Last Updated: Fri Jan 04, 2013 16:47 pm (KSA) 13:47 pm (GMT)

Iran calls Washington the world’s only nuclear ‘criminal’

Iran criticizes the United States, blaming it for violating a nuclear non-proliferation treaty and its failure to wipe out terrorism in Afghanistan. (Reuters)
Iran criticizes the United States, blaming it for violating a nuclear non-proliferation treaty and its failure to wipe out terrorism in Afghanistan. (Reuters)

Iran, whose relationship with the United States has worsened over its disputed nuclear program, blames Washington for violating a nuclear non-proliferation treaty and its failure to wipe out terrorism in Afghanistan.

Iran’s Supreme National Security Council Secretary, Saeed Jalili, who is on a visit to New Delhi spoke to reporters on Friday and denounced Washington for using nuclear weapons against innocent people.

“America is the only nuclear criminal in the whole world. It is the only country in the world, which has used nuclear weapons against innocent people. It is the only country that has the highest quantity of nuclear weapons at its disposal,” he said.

The United States and other Western powers have charged that Iran’s nuclear program is aimed at developing nuclear weapons, but Tehran insists the program is for peaceful purposes. Israel has said it would use military force to prevent Iran from becoming a nuclear power.

However, Jalili during the news conference told reporters that Iran’s engagements with the IAEA are stable and that the country believes in nuclear disarmament and peace.

“Our cooperation with the agency [International Atomic Energy Agency] is continuous and stable. It is our belief and we think that our cooperation with the agency helped in disarmament and non-proliferation,” he said.

Tehran has produced about 233 kilograms of higher-grade enriched uranium since 2010, an increase of 43 kg since August this year, according to the IAEA report issued in Vienna.

Of that amount, it has fed 96 kg for conversion into fuel for a medical research reactor in Tehran, it said.

Such conversions make it harder for the material to be processed into 90 percent, or bomb-grade, enriched uranium and could be a step by Tehran meant in part to counter Western suspicions of a covert atomic bomb program.

The IAEA report also said that “extensive activities” at the Parchin military compound - an allusion to suspected Iranian attempts to remove evidence - would seriously undermine an agency investigation into indications that research relevant to developing a nuclear explosive were conducted there.

Obama last year said he believed there was still a “window of time” to find a peaceful resolution to the decade-old standoff with Iran, avoiding a possible broader Middle East war that would batter a stumbling global economy.

Meanwhile, Jalili also questioned United States decade-long presence in Afghanistan and its failure to curb terrorism and drug-trafficking in the country.

“The question that rises is that U.S., which considers itself a super power, could not control or does not want to control terrorism and drug trafficking in Afghanistan. The question is has is not been able or whether it does not want to control it,” he said.

As the United States prepares for its own dispirited withdrawal from Afghanistan, it is worried about Iran gaining a strategic advantage in Afghanistan, after seeing Tehran win influence in Iraq following the 2003 U.S. invasion.

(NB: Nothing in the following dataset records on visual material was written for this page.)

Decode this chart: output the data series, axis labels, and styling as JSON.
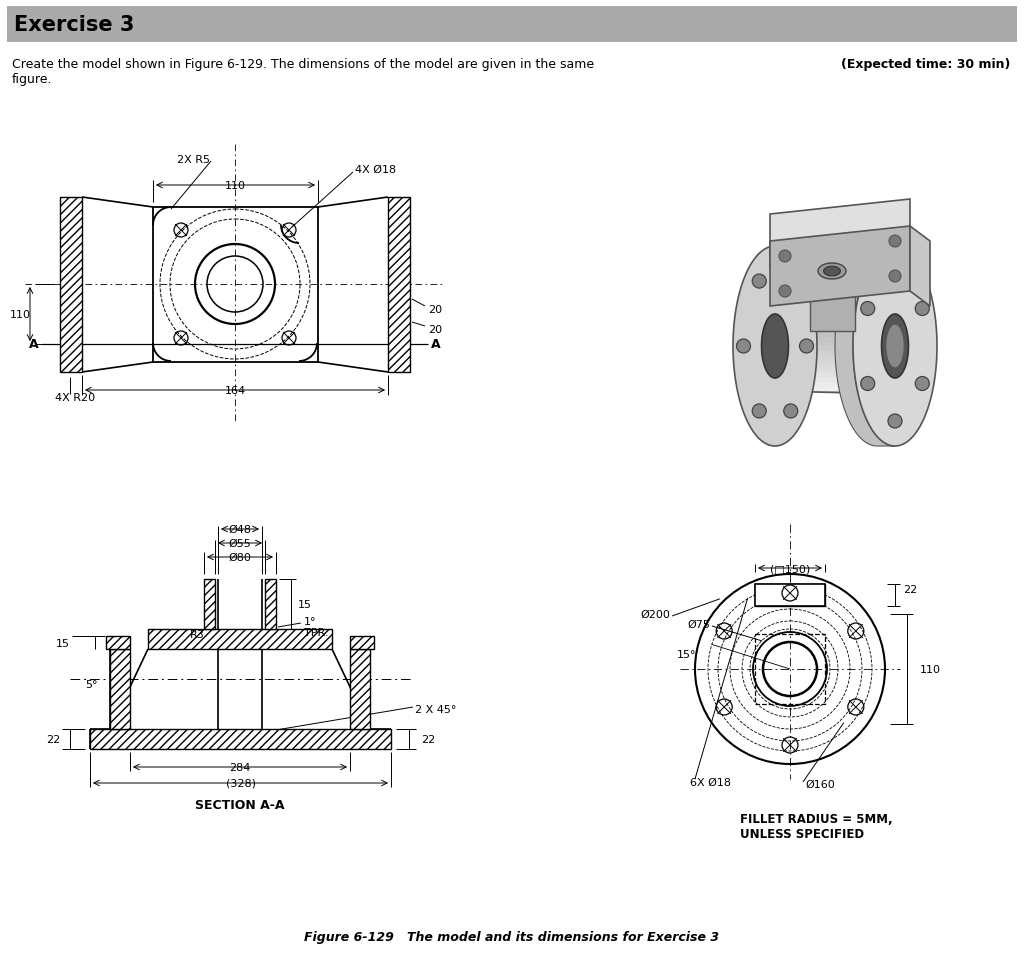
{
  "title_box": "Exercise 3",
  "title_box_bg": "#aaaaaa",
  "bg_color": "#ffffff",
  "description_line1": "Create the model shown in Figure 6-129. The dimensions of the model are given in the same",
  "description_line2": "figure.",
  "expected_time": "(Expected time: 30 min)",
  "figure_caption": "Figure 6-129   The model and its dimensions for Exercise 3",
  "fillet_note": "FILLET RADIUS = 5MM,\nUNLESS SPECIFIED"
}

Iran is however optimist on talks with six major powers about its atomic program will begin very soon, the country’s top nuclear negotiator, Jalili said.

“We are coordinating all these things and we have accepted that these talks should be held in January, but until now, the details have not been finalized,” he said.

Last week, Russian media said the six world powers - the United States, Russia, France, Britain, Germany and China - were still negotiating with the Islamic Republic on a possible date and venue for the talks.